Também atuante no caso, a defensora pública Ana Carolina Palma de Araújo ressaltou que a finalidade e o motivo da edição do decreto “foram qualquer coisa, menos a garantia do interesse público”. Ela lembrou do apurado pela operação Lava-Jato sobre as relações existentes entre Eike Batista e o governador Sérgio Cabral, à frente do Executivo na época da publicação da medida, e que resultaram na imputação da prática do crime de corrupção, conforme consta na ação em curso na 7ª Vara Federal Criminal do Rio.
– Nessa ação criminal há expressa menção às desapropriações realizadas nas terras do 5º Distrito de São João da Barra. O Ministério Público Federal narra na denúncia que as desapropriações para a instalação dos empreendimentos ligados ao Porto do Açu ajudaram a garantir para o então governador – assim como outros empreendimentos levados a efeito pelo grupo X no Estado – o recebimento indevido de mais de 16 milhões de dólares. Com isso, a finalidade e o motivo das desapropriações restaram evidenciados: possibilitar uma troca de favores, favorecendo, portanto, o interesse particular consistente na aquisição, por um único empresário, de aproximadamente 1/3 das terras de São João da Barra – disse Ana Carolina.
Pesquisador do Instituto Federal Fluminense e também da Universidade Estadual do Rio de Janeiro (UERJ), Roberto Moraes falou sobre os estudos por ele iniciados com o lançamento da pedra fundamental do Porto do Açu e que, mais tarde, avançaram no acompanhamento dos sistemas portuários do estado do Rio. Ele ainda visitou portos na Europa e na África.
– Observando tudo o que transcorreu ao longo desses anos, podemos dizer que o porto pode funcionar sem a necessidade de ocupar essa imensa área. (...) Com isso, a gente identifica que houve uma perda do objeto e da finalidade daquelas desapropriações, além de um processo de estrangeirização das terras – observou.
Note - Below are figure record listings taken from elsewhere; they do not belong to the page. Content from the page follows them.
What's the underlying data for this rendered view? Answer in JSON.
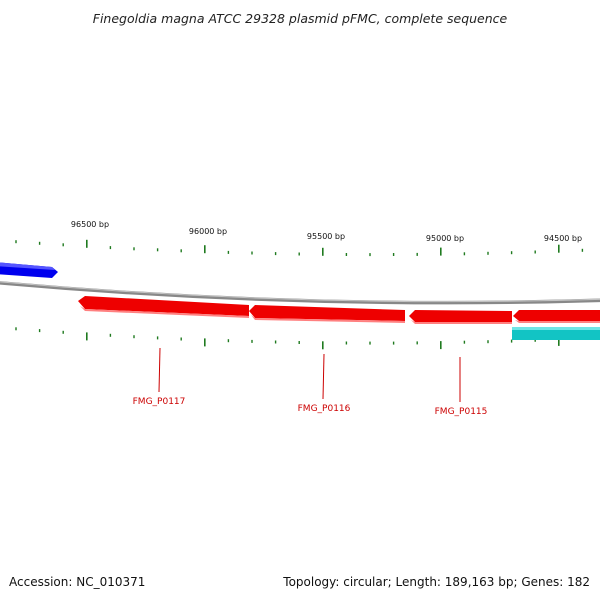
{
  "title": "Finegoldia magna ATCC 29328 plasmid pFMC, complete sequence",
  "footer": {
    "accession": "Accession: NC_010371",
    "summary": "Topology: circular; Length: 189,163 bp; Genes: 182"
  },
  "colors": {
    "backbone": "#8a8a8a",
    "gene_red": "#ff0000",
    "gene_blue": "#0000ff",
    "gene_cyan": "#14c8c8",
    "tick": "#1f7a1f",
    "label_line": "#cc0000"
  },
  "coordinate_labels": [
    {
      "text": "96500 bp",
      "bp": 96500
    },
    {
      "text": "96000 bp",
      "bp": 96000
    },
    {
      "text": "95500 bp",
      "bp": 95500
    },
    {
      "text": "95000 bp",
      "bp": 95000
    },
    {
      "text": "94500 bp",
      "bp": 94500
    }
  ],
  "genes": [
    {
      "name": "FMG_P0117",
      "color": "red",
      "strand": "reverse",
      "labeled": true
    },
    {
      "name": "FMG_P0116",
      "color": "red",
      "strand": "reverse",
      "labeled": true
    },
    {
      "name": "FMG_P0115",
      "color": "red",
      "strand": "reverse",
      "labeled": true
    },
    {
      "name": "",
      "color": "red",
      "strand": "reverse",
      "labeled": false
    },
    {
      "name": "",
      "color": "blue",
      "strand": "forward",
      "labeled": false
    },
    {
      "name": "",
      "color": "cyan",
      "strand": "reverse",
      "labeled": false
    }
  ]
}
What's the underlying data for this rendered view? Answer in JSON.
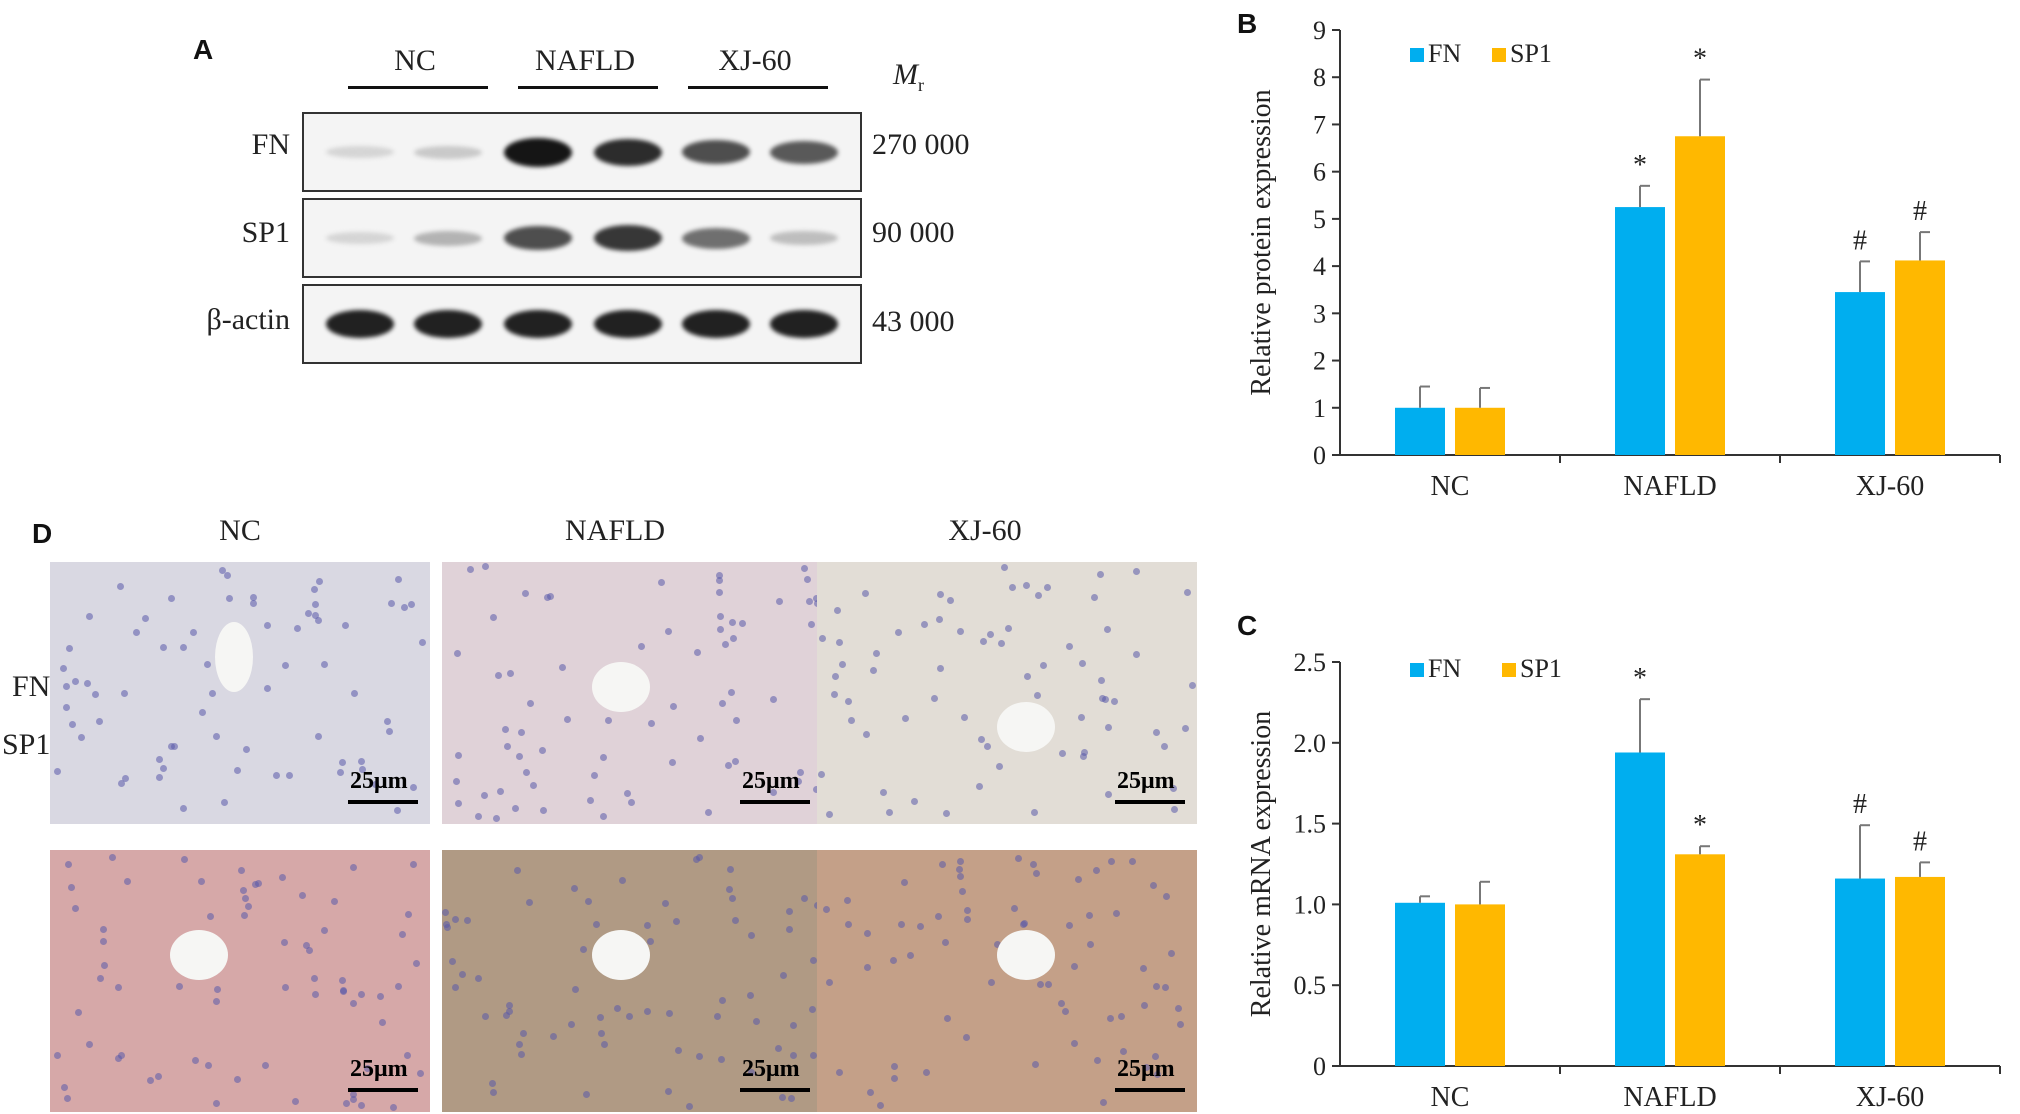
{
  "panel_a": {
    "letter": "A",
    "groups": [
      "NC",
      "NAFLD",
      "XJ-60"
    ],
    "mr_label": "M",
    "mr_sub": "r",
    "rows": [
      {
        "label": "FN",
        "mr": "270 000"
      },
      {
        "label": "SP1",
        "mr": "90 000"
      },
      {
        "label": "β-actin",
        "mr": "43 000"
      }
    ],
    "band_intensity": {
      "FN": [
        0.1,
        0.15,
        0.95,
        0.85,
        0.7,
        0.65
      ],
      "SP1": [
        0.1,
        0.25,
        0.7,
        0.8,
        0.55,
        0.2
      ],
      "β-actin": [
        0.9,
        0.9,
        0.9,
        0.9,
        0.9,
        0.9
      ]
    }
  },
  "panel_b": {
    "letter": "B",
    "legend": [
      "FN",
      "SP1"
    ],
    "colors": {
      "FN": "#00aeef",
      "SP1": "#ffb800"
    },
    "chart_data": {
      "type": "bar",
      "categories": [
        "NC",
        "NAFLD",
        "XJ-60"
      ],
      "series": [
        {
          "name": "FN",
          "values": [
            1.0,
            5.25,
            3.45
          ],
          "errors": [
            0.45,
            0.45,
            0.65
          ]
        },
        {
          "name": "SP1",
          "values": [
            1.0,
            6.75,
            4.12
          ],
          "errors": [
            0.42,
            1.2,
            0.6
          ]
        }
      ],
      "ylabel": "Relative protein expression",
      "ylim": [
        0,
        9
      ],
      "yticks": [
        "0",
        "1",
        "2",
        "3",
        "4",
        "5",
        "6",
        "7",
        "8",
        "9"
      ],
      "annotations": [
        {
          "series": "FN",
          "category": "NAFLD",
          "text": "*"
        },
        {
          "series": "SP1",
          "category": "NAFLD",
          "text": "*"
        },
        {
          "series": "FN",
          "category": "XJ-60",
          "text": "#"
        },
        {
          "series": "SP1",
          "category": "XJ-60",
          "text": "#"
        }
      ]
    }
  },
  "panel_c": {
    "letter": "C",
    "legend": [
      "FN",
      "SP1"
    ],
    "colors": {
      "FN": "#00aeef",
      "SP1": "#ffb800"
    },
    "chart_data": {
      "type": "bar",
      "categories": [
        "NC",
        "NAFLD",
        "XJ-60"
      ],
      "series": [
        {
          "name": "FN",
          "values": [
            1.01,
            1.94,
            1.16
          ],
          "errors": [
            0.04,
            0.33,
            0.33
          ]
        },
        {
          "name": "SP1",
          "values": [
            1.0,
            1.31,
            1.17
          ],
          "errors": [
            0.14,
            0.05,
            0.09
          ]
        }
      ],
      "ylabel": "Relative mRNA expression",
      "ylim": [
        0,
        2.5
      ],
      "yticks": [
        "0",
        "0.5",
        "1.0",
        "1.5",
        "2.0",
        "2.5"
      ],
      "annotations": [
        {
          "series": "FN",
          "category": "NAFLD",
          "text": "*"
        },
        {
          "series": "SP1",
          "category": "NAFLD",
          "text": "*"
        },
        {
          "series": "FN",
          "category": "XJ-60",
          "text": "#"
        },
        {
          "series": "SP1",
          "category": "XJ-60",
          "text": "#"
        }
      ]
    }
  },
  "panel_d": {
    "letter": "D",
    "columns": [
      "NC",
      "NAFLD",
      "XJ-60"
    ],
    "rows": [
      "FN",
      "SP1"
    ],
    "scale_label": "25μm",
    "tissue_colors": {
      "FN": [
        "#d9d8e2",
        "#e0d2d8",
        "#e2ddd6"
      ],
      "SP1": [
        "#d6a8a8",
        "#b09a84",
        "#c4a088"
      ]
    }
  }
}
Os problemas com o meio ambiente também foram mencionados na audiência pública. De acordo com o presidente da Associação dos Proprietários de Imóveis e Moradores do Açu, Campo da Praia, Pipeiras, Barcelos e Cajueiro (ASPRIM), Rodrigo Santos, o lençol freático foi contaminado pela salinização com a chegada do estaleiro. Há mais de 40 anos na lavoura, ele também lembrou o drama vivido pelas famílias com a queda de 85% na produção agrícola.
– Foi traumático para as famílias: com a produção dizimada e ainda com a salinização, perdemos cada vez mais a capacidade de transformar terra em produtos para a mesa dos senhores e para todo o estado do Rio de Janeiro, que só veio a perder porque nós éramos os primeiros na produção de maxixe. Estávamos em segundo na produção de abacaxis. Além disso, havia mais de 3.500 cabeças de gado nessas áreas, o que também deixou de ser uma fonte de renda – enfatizou Rodrigo.
Segundo ele, o decreto para a implantação do Porto do Açu e do complexo industrial atingiu 1.500 famílias diretamente e mais de 3 mil famílias, indiretamente, “no sistema de comercialização e na distribuição dos produtos”.
Situação judicial
Com tantos problemas, um grupo de famílias passou a ocupar uma área do Distrito do Açu no dia 19 de abril e, no dia 12 de maio, receberam autorização da Justiça para permanecer no local por mais 40 dias. Nesse período, analisarão um acordo apresentado pela Codin, pela Grussaí Siderúrgica do Açu (GSA) e pela Porto do Açu Operações (que é a nova denominação da LLX Açu Operações), todas autoras de uma ação da reintegração de posse para a retirada das famílias de lá.